I’m interested in investigating both the reasons people have for zoning our (what cues it, what situations are they most likely to be in when they ‘zone out’ etc..) and what they think about when they zone out. Often you have no idea what you’re thinking about at the time but once you snap out of it and return back to the real world, its not uncommon to have a bit of a ‘why was I thinking about that?’ moment. I find this particularly interesting in the way that it emanates the personality of the person in question. It seems to be a really raw and intriguing way to find out what somebody is like. However, this could cause some issues with the project.

As its quite a revealing and private part of somebody’s thoughts, it may be difficult to collect first hand research and findings that aren’t just from my personal experience. There are ways around this;

I could move away from a collection of real peoples experiences all together and instead look at something more from my imagination. The project could still communicate and reflect the idea of ‘zoning out’ but in a way that doesn’t require other people’s input or stories. Perhaps focusing more on the scientific elements, creating infographic style illustrations to illustrate the science behind the everyday activity of day dreaming.
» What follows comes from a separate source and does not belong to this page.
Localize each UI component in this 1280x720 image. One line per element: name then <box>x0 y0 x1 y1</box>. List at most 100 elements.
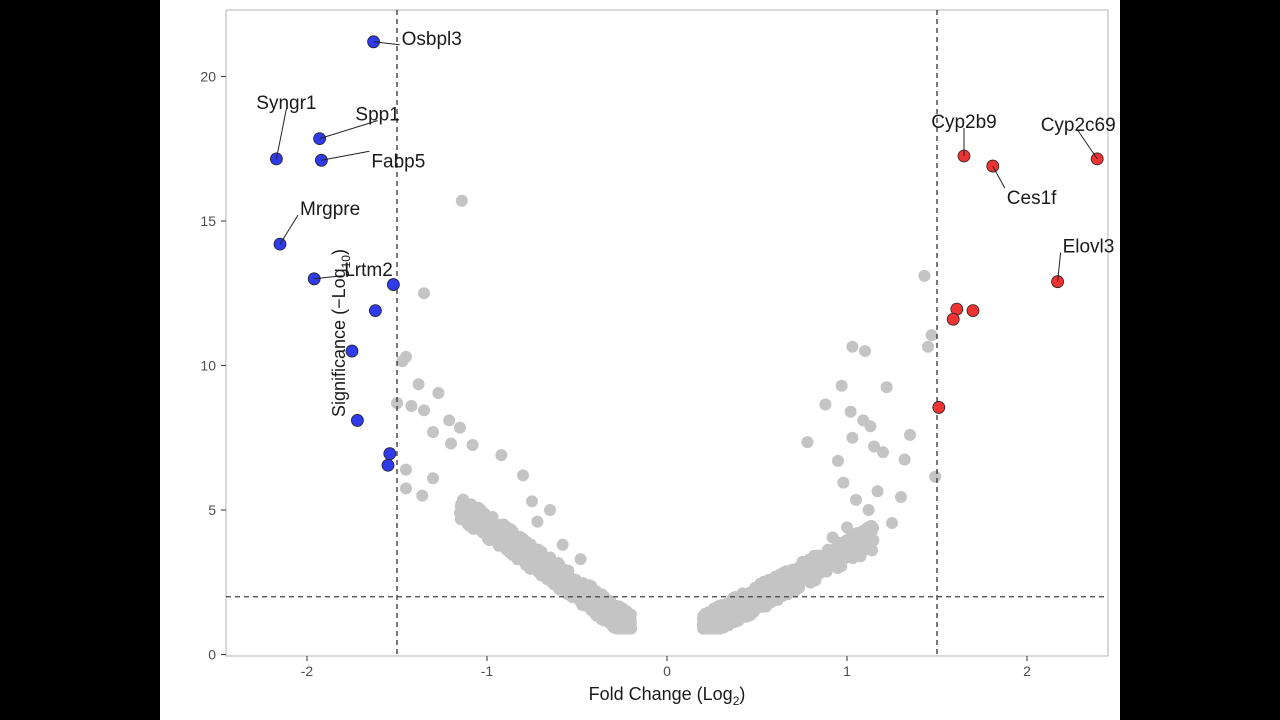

Or, instead of the scientific approach, I could look more into the abstract and fantastical elements. Often what our brains play back to us when we’re not concentrating makes very little sense. Time is jumbled, physics simply doesn’t apply and new, impossible things are created. I could attempt to capture these elements visually, somehow. Avoiding a direct translation of them, I could experiment with mark making methods which suit whichever element I would be exploring at the time, perhaps a more abstract approach, something pretty far out of my comfort zone (not a bad thing!).

I’ve recently come across the excellent artist, Kevin Tong. 

His illustration below is what drew me to his work. The composition and abstract feel to this poster in particular reminded me of this possible idea for my project, its definitely in the region of what I was going to be aiming for if I were to go in the zone out direction.

His work is expressive and surreal despite retaining figurative elements. He finds an excellent balance between the two, allowing the audience to understand and relate with the figurative, literal areas of the compositions while injecting some real meaning and idea into the image with the strange use of line and unnatural colour palettes.

I’ll continue to look into the idea, finding existing artists like Kevin Tong, looking into any data I can find about the subject matter, seeing what inspiration of ideas these bring out!